In an effort to better protect the U.S. defense industrial base from malware-based threats, the National Security Agency has launched a pilot program on securing Domain Name System use for U.S. defense contractors.
“Our analysis highlighted that using secure DNS would reduce the ability for 92% of malware attacks … from a command and control perspective, deploying malware on a given network,” Neuberger said.
DNS, is the protocol by which IP addresses are translated to access specific websites with their more familiar domain names and URLs. Attackers have long exploited DNS to deliver malware to targets or run credential-stealing campaigns, according to security researchers and the Department of Homeland Security.
Since the NSA Cybersecurity Directorate was established last fall, shoring up the cybersecurity of the defense industrial base (DIB) and weapons technologies has been one of its top objectives.
The NSA pilot also comes amid a broader push from the U.S. government to bolster government defenses against threat actors’ efforts to exploit DNS. DHS‘s cybersecurity agency also recently announced that it is working to rollout a DNS resolver service to interfere with threat actors’ malware, ransomware, or botnet campaigns against U.S. government agencies.
The NSA’s secure DNS pilot is targeted at providing secure services to small- and medium-sized companies working on Department of Defense weapons technologies, according to Neuberger.
“This is a model that can help kind of jumpstart that security particularly for smaller- and medium- sized companies that may not have the ability to invest the resources or [have] the right skilled personnel,” Neuberger said. “We know they’re targets because they’re building weapons technology for the department.”

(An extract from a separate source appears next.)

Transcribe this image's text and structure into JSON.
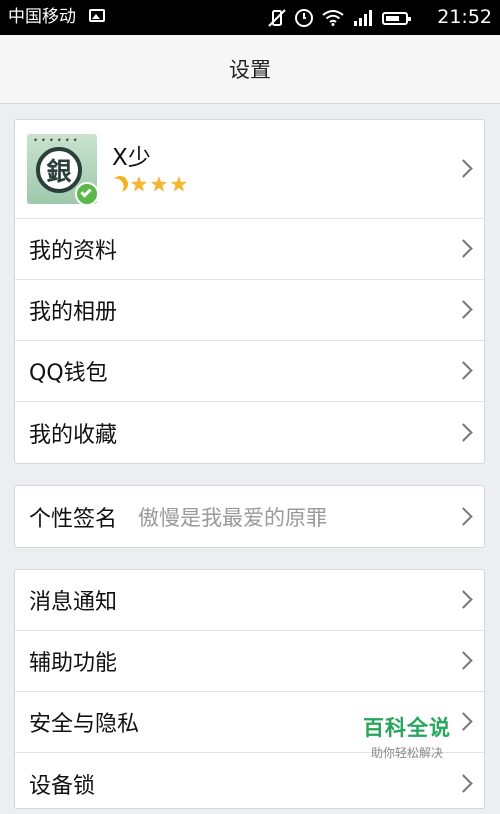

Neuberger said ideally the pilot will help the NSA establish a baseline for other companies to offer secure DNS services to defense contractors in the future.
“The results of the pilot have been very, very successful,” Neuberger said. “Our goal would be … let’s document and standardize what the secure DNS service looks like and then enable any number of companies who can meet that standard to offer that service with the goal of really encouraging small- and medium-sized defense DIB companies” to focus on secure DNS use.